CAMEROON – U.N. humanitarian chief Mark Lowcock warned Thursday that “a campaign of destruction” is taking place in Ethiopia’s embattled Tigray province, saying at least 4.5 million people need assistance and demanding that forces from neighboring Eritrea accused of committing atrocities in Tigray leave Ethiopia.
As the Tigray crisis enters its fourth month, Lowcock said, the humanitarian crisis is deteriorating and “multiple credible and widely corroborated reports from Tigray ... speak of widespread atrocities, involving mass killings, rapes and abductions of civilians, ongoing fighting across the region” as well as the destruction of harvests and key agricultural machinery.
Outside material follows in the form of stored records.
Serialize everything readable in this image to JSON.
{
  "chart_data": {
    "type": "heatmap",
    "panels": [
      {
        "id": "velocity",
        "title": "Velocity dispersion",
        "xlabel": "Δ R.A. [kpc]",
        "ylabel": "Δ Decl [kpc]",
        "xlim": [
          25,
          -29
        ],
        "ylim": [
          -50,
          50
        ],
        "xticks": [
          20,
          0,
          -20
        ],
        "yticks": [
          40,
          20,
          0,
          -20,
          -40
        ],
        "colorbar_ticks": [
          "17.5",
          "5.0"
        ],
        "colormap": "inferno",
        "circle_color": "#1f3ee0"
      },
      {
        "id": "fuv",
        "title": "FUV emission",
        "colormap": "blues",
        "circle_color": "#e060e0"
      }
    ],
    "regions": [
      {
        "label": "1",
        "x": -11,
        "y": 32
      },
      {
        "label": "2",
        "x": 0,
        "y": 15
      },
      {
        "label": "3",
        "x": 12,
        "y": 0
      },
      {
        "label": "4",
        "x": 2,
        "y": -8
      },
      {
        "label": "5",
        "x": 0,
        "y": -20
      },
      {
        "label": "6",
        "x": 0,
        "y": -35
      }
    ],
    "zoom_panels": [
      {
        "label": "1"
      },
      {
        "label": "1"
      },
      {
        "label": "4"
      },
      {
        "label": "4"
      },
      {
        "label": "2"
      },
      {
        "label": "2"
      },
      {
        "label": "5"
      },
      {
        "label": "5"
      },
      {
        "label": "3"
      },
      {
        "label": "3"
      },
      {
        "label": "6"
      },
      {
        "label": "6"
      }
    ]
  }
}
His remarks to a closed meeting of the U.N. Security Council, obtained by The Associated Press, for the first time singled out Eritrean forces as fighting on the side of the Ethiopian government, and warned of possible famine “if food does not get through and there is no agricultural revival.”
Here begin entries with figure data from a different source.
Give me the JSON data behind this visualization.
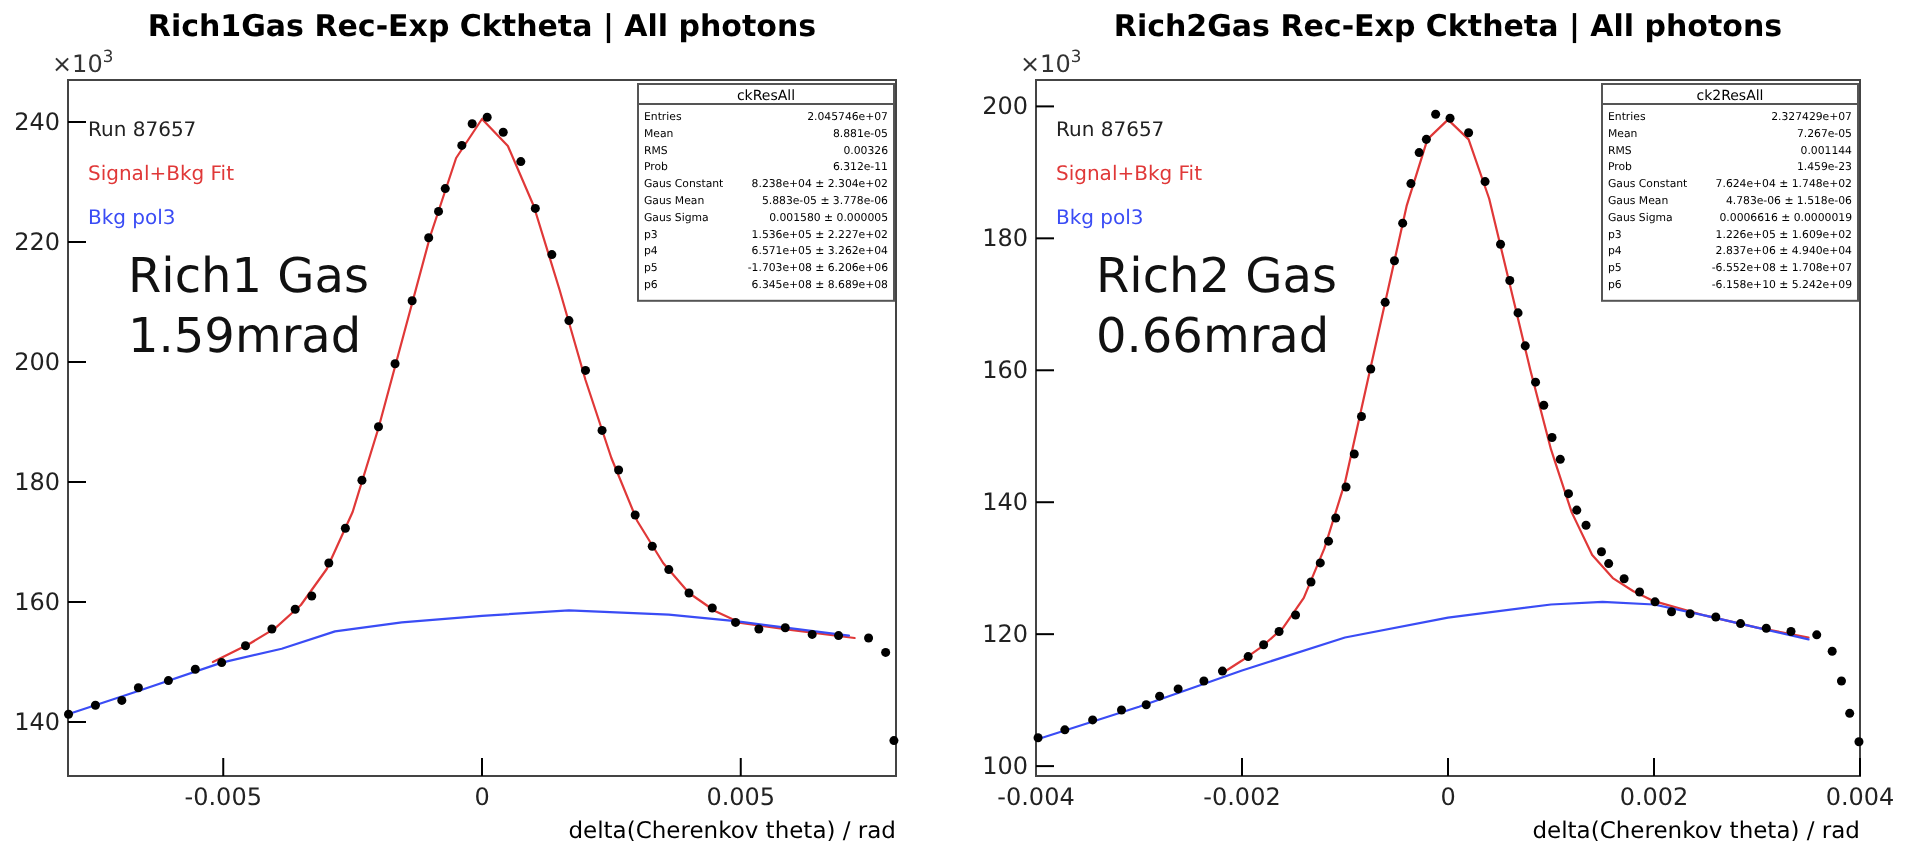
{
  "chart_data": [
    {
      "type": "scatter",
      "title": "Rich1Gas Rec-Exp Cktheta | All photons",
      "xlabel": "delta(Cherenkov theta) / rad",
      "xlim": [
        -0.008,
        0.008
      ],
      "xticks": [
        -0.005,
        0,
        0.005
      ],
      "ylim": [
        131,
        247
      ],
      "yticks": [
        140,
        160,
        180,
        200,
        220,
        240
      ],
      "legend": "top left",
      "annotations": [
        "×10$^{3}$",
        "Run 87657",
        "Rich1 Gas",
        "1.59mrad",
        "ckResAll",
        "Entries",
        "2.045746e+07",
        "Mean",
        "8.881e-05",
        "RMS",
        "0.00326",
        "Prob",
        "6.312e-11",
        "Gaus Constant",
        "8.238e+04 ± 2.304e+02",
        "Gaus Mean",
        "5.883e-05 ± 3.778e-06",
        "Gaus Sigma",
        "0.001580 ± 0.000005",
        "p3",
        "1.536e+05 ± 2.227e+02",
        "p4",
        "6.571e+05 ± 3.262e+04",
        "p5",
        "-1.703e+08 ± 6.206e+06",
        "p6",
        "6.345e+08 ± 8.689e+08"
      ],
      "series": [
        {
          "type": "scatter",
          "color": "#000000",
          "marker": "circle",
          "x": [
            -0.00799,
            -0.00747,
            -0.00696,
            -0.00664,
            -0.00606,
            -0.00554,
            -0.00503,
            -0.00457,
            -0.00406,
            -0.00361,
            -0.00329,
            -0.00296,
            -0.00264,
            -0.00232,
            -0.002,
            -0.00168,
            -0.00135,
            -0.00103,
            -0.00084,
            -0.00071,
            -0.00039,
            -0.00019,
            0.0001,
            0.00041,
            0.00075,
            0.00103,
            0.00135,
            0.00168,
            0.002,
            0.00232,
            0.00264,
            0.00296,
            0.00329,
            0.00361,
            0.004,
            0.00445,
            0.0049,
            0.00535,
            0.00586,
            0.00638,
            0.00689,
            0.00747,
            0.0078,
            0.00796
          ],
          "values": [
            141.3,
            142.8,
            143.6,
            145.7,
            146.9,
            148.8,
            149.9,
            152.7,
            155.5,
            158.8,
            161,
            166.5,
            172.3,
            180.3,
            189.2,
            199.7,
            210.2,
            220.7,
            225.1,
            228.9,
            236.1,
            239.7,
            240.8,
            238.3,
            233.4,
            225.6,
            217.9,
            206.9,
            198.6,
            188.6,
            182,
            174.5,
            169.3,
            165.4,
            161.5,
            159,
            156.6,
            155.5,
            155.7,
            154.6,
            154.4,
            154,
            151.6,
            136.9
          ]
        },
        {
          "type": "line",
          "name": "Signal+Bkg Fit",
          "color": "#e03838",
          "marker": "none",
          "x": [
            -0.0052,
            -0.0045,
            -0.004,
            -0.0035,
            -0.003,
            -0.0025,
            -0.002,
            -0.0015,
            -0.001,
            -0.0005,
            0,
            0.0005,
            0.001,
            0.0015,
            0.002,
            0.0025,
            0.003,
            0.0035,
            0.004,
            0.0045,
            0.005,
            0.006,
            0.0072
          ],
          "values": [
            150,
            153,
            155.6,
            159.5,
            165.5,
            175,
            189,
            205,
            221,
            234,
            240.5,
            236,
            226,
            212,
            197,
            184,
            173.5,
            166.5,
            161.5,
            158.5,
            156.5,
            155.3,
            154
          ]
        },
        {
          "type": "line",
          "name": "Bkg pol3",
          "color": "#3a4cf5",
          "marker": "none",
          "x": [
            -0.008,
            -0.0067,
            -0.00503,
            -0.00387,
            -0.00284,
            -0.00155,
            0,
            0.00168,
            0.00361,
            0.0049,
            0.00709
          ],
          "values": [
            141.3,
            145,
            149.9,
            152.2,
            155.1,
            156.6,
            157.7,
            158.6,
            157.9,
            156.8,
            154.4
          ]
        }
      ]
    },
    {
      "type": "scatter",
      "title": "Rich2Gas Rec-Exp Cktheta | All photons",
      "xlabel": "delta(Cherenkov theta) / rad",
      "xlim": [
        -0.004,
        0.004
      ],
      "xticks": [
        -0.004,
        -0.002,
        0,
        0.002,
        0.004
      ],
      "ylim": [
        98.5,
        204
      ],
      "yticks": [
        100,
        120,
        140,
        160,
        180,
        200
      ],
      "legend": "top left",
      "annotations": [
        "×10$^{3}$",
        "Run 87657",
        "Rich2 Gas",
        "0.66mrad",
        "ck2ResAll",
        "Entries",
        "2.327429e+07",
        "Mean",
        "7.267e-05",
        "RMS",
        "0.001144",
        "Prob",
        "1.459e-23",
        "Gaus Constant",
        "7.624e+04 ± 1.748e+02",
        "Gaus Mean",
        "4.783e-06 ± 1.518e-06",
        "Gaus Sigma",
        "0.0006616 ± 0.0000019",
        "p3",
        "1.226e+05 ± 1.609e+02",
        "p4",
        "2.837e+06 ± 4.940e+04",
        "p5",
        "-6.552e+08 ± 1.708e+07",
        "p6",
        "-6.158e+10 ± 5.242e+09"
      ],
      "series": [
        {
          "type": "scatter",
          "color": "#000000",
          "marker": "circle",
          "x": [
            -0.00398,
            -0.00372,
            -0.00345,
            -0.00317,
            -0.00293,
            -0.0028,
            -0.00262,
            -0.00237,
            -0.00219,
            -0.00194,
            -0.00179,
            -0.00164,
            -0.00148,
            -0.00133,
            -0.00124,
            -0.00116,
            -0.00109,
            -0.00099,
            -0.00091,
            -0.00084,
            -0.00075,
            -0.00061,
            -0.00052,
            -0.00044,
            -0.00036,
            -0.00028,
            -0.00021,
            -0.00012,
            2e-05,
            0.0002,
            0.00036,
            0.00051,
            0.0006,
            0.00068,
            0.00075,
            0.00085,
            0.00093,
            0.00101,
            0.00109,
            0.00117,
            0.00125,
            0.00134,
            0.00149,
            0.00156,
            0.00171,
            0.00186,
            0.00201,
            0.00217,
            0.00235,
            0.0026,
            0.00284,
            0.00309,
            0.00333,
            0.00358,
            0.00373,
            0.00382,
            0.0039,
            0.00399
          ],
          "values": [
            104.3,
            105.5,
            107,
            108.5,
            109.3,
            110.6,
            111.7,
            112.9,
            114.4,
            116.6,
            118.4,
            120.4,
            122.9,
            127.9,
            130.8,
            134.1,
            137.6,
            142.3,
            147.3,
            153,
            160.2,
            170.3,
            176.6,
            182.3,
            188.3,
            193,
            195,
            198.8,
            198.2,
            196,
            188.6,
            179.1,
            173.6,
            168.7,
            163.7,
            158.2,
            154.7,
            149.8,
            146.5,
            141.3,
            138.8,
            136.5,
            132.5,
            130.7,
            128.4,
            126.4,
            124.9,
            123.4,
            123.1,
            122.6,
            121.6,
            120.9,
            120.4,
            119.9,
            117.4,
            112.9,
            108,
            103.7
          ]
        },
        {
          "type": "line",
          "name": "Signal+Bkg Fit",
          "color": "#e03838",
          "marker": "none",
          "x": [
            -0.0022,
            -0.002,
            -0.0018,
            -0.0016,
            -0.0014,
            -0.0012,
            -0.001,
            -0.0008,
            -0.0006,
            -0.0004,
            -0.0002,
            0,
            0.0002,
            0.0004,
            0.0006,
            0.0008,
            0.001,
            0.0012,
            0.0014,
            0.0016,
            0.0018,
            0.002,
            0.0025,
            0.003,
            0.0035
          ],
          "values": [
            114,
            116,
            118.2,
            121,
            125.5,
            133,
            143,
            157,
            171,
            185,
            195,
            198,
            195,
            186,
            173,
            160,
            148,
            138.5,
            132,
            128.5,
            126.5,
            125,
            122.8,
            121,
            119.5
          ]
        },
        {
          "type": "line",
          "name": "Bkg pol3",
          "color": "#3a4cf5",
          "marker": "none",
          "x": [
            -0.004,
            -0.003,
            -0.002,
            -0.001,
            0,
            0.001,
            0.0015,
            0.002,
            0.0025,
            0.003,
            0.0035
          ],
          "values": [
            104,
            109,
            114.5,
            119.5,
            122.5,
            124.5,
            124.9,
            124.5,
            122.8,
            121,
            119.2
          ]
        }
      ]
    }
  ]
}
U.N. Secretary-General Antonio Guterres and U.S. Ambassador Linda Thomas-Greenfield also urged Eritrean forces to leave.
Thomas-Greenfield said after the council meeting that the United States “urges the Ethiopian government to support an immediate end to the fighting in Tigray” -- and that means “the prompt withdrawal of Eritrean forces” and forces from Tigray’s neighboring Amhara region. U.N. spokesman Stephane Dujarric said Guterres supports Lowcock's demand.
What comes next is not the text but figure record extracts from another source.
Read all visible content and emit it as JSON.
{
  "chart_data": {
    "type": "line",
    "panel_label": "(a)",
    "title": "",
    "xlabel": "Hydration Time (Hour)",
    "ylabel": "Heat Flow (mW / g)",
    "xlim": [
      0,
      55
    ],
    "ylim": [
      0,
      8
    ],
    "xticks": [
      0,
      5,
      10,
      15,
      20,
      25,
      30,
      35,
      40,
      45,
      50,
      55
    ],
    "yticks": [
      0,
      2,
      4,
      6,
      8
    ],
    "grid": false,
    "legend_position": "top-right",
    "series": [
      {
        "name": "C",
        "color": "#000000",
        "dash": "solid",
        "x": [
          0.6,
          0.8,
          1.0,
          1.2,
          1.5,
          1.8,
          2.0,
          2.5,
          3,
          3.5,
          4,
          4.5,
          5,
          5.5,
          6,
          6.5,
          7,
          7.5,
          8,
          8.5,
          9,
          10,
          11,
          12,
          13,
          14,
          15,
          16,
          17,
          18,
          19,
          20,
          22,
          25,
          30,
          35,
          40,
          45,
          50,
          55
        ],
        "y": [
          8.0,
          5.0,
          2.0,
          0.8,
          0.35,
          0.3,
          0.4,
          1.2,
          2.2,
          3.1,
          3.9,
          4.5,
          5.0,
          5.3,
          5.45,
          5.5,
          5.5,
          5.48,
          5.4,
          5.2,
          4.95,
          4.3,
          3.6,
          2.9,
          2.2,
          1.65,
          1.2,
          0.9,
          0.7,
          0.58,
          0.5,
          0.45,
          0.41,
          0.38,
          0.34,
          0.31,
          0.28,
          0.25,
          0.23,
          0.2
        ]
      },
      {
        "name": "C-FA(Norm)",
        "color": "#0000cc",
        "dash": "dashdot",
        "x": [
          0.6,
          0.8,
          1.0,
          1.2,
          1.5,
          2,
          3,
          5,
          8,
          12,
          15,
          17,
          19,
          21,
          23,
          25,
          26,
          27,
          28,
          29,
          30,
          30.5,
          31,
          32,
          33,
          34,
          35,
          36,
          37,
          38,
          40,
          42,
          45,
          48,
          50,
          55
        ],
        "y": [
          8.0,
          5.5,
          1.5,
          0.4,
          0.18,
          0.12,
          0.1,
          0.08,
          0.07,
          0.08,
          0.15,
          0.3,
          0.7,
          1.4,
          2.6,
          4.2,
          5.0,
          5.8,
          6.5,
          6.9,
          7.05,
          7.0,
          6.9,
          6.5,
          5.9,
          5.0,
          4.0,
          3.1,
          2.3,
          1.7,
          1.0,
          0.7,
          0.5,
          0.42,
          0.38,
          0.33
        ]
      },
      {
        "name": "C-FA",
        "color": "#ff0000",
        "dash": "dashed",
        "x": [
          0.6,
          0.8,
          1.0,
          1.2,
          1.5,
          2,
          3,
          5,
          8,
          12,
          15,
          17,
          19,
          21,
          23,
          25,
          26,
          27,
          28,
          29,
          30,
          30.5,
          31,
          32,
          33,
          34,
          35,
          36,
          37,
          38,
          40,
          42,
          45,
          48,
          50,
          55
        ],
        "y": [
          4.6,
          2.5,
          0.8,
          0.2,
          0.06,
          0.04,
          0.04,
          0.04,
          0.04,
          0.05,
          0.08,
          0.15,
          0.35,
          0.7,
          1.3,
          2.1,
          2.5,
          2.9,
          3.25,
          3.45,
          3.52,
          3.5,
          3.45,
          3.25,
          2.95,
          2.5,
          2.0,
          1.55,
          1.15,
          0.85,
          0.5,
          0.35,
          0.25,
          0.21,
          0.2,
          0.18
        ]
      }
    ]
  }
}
A Security Council press statement on Tigray, drafted by Ireland, is still being discussed, council diplomats said, speaking on condition of anonymity because the meeting was closed.
As fierce fighting reportedly continues between Ethiopian and allied forces and those supporting the now-fugitive Tigray leaders who once dominated Ethiopia’s government, alarm is growing over the fate of Tigray’s 6 million people. No one knows how many thousands of civilians have been killed.
Accounts of atrocities against residents of Tigray were detailed in reports by The Associated Press and by Amnesty International. Federal government and regional officials in Tigray both believe that each other’s governments are illegitimate after elections disrupted by the COVID-19 pandemic.
In demanding that the Eritreans leave, Lowcock said, “It is now abundantly clear to all, and openly acknowledged by officials of the government administration in Tigray, that Eritrean Defense Forces are operating throughout Tigray.”
“Countless well-corroborated reports suggest their culpability for atrocities,” he said. “Eritrean Defense Forces must leave Ethiopia, and they must not be enabled or permitted to continue their campaign of destruction before they do so.”
Lowcock also stressed that all forces -- “and here I include the Ethiopian Defense Forces, the Eritrean Defense Forces, Tigrayan forces and ethnic militia from parts of Ethiopia beyond Tigray” -- must under international humanitarian law grant access to people who need assistance, “wherever they may be.”
He said many people in rural areas, which accounted for about 80% of Tigray’s population before the conflict began, remain inaccessible and their situation “is almost certainly worse” than those that aid agencies have been able to reach.
“We have identified at least 600,000 people who we know need help but who have not yet received any humanitarian aid whatsoever,” Lowcock said. “But we suspect the real number of people in need who have received no help so far is significantly higher.”
With harvests and markets disrupted by the conflict, he said “food insecurity is rising,” citing “anecdotal reports of starvation” but saying “the worst is still avoidable.”
Lowcock said aid agencies are scaling up their response and urged donors to contribute to a $400 million appeal for Tigray due to be released next week.
The U.N. humanitarian chief said Ethiopian Prime Minister Abiy Ahmed told Secretary-General Guterres several days ago— and reiterated to World Food Program Executive Director David Beasley on Thursday — that he is committed to ensuring aid reaches those who need it.
“This commitment must now translate into more action on the ground,” Lowcock said, stressing that one urgent need is getting communications equipment into Tigray so aid agencies can communicate with each other.
Lowcock said Tigray may not be the only hot spot in Ethiopia.
“We see warning signs in other regions in Ethiopia, including a military buildup on the Ethiopian-Sudan border and worsening ethnic conflict in the Benishangul-Gumuz region, from where refugees are fleeing to Sudan,” he said.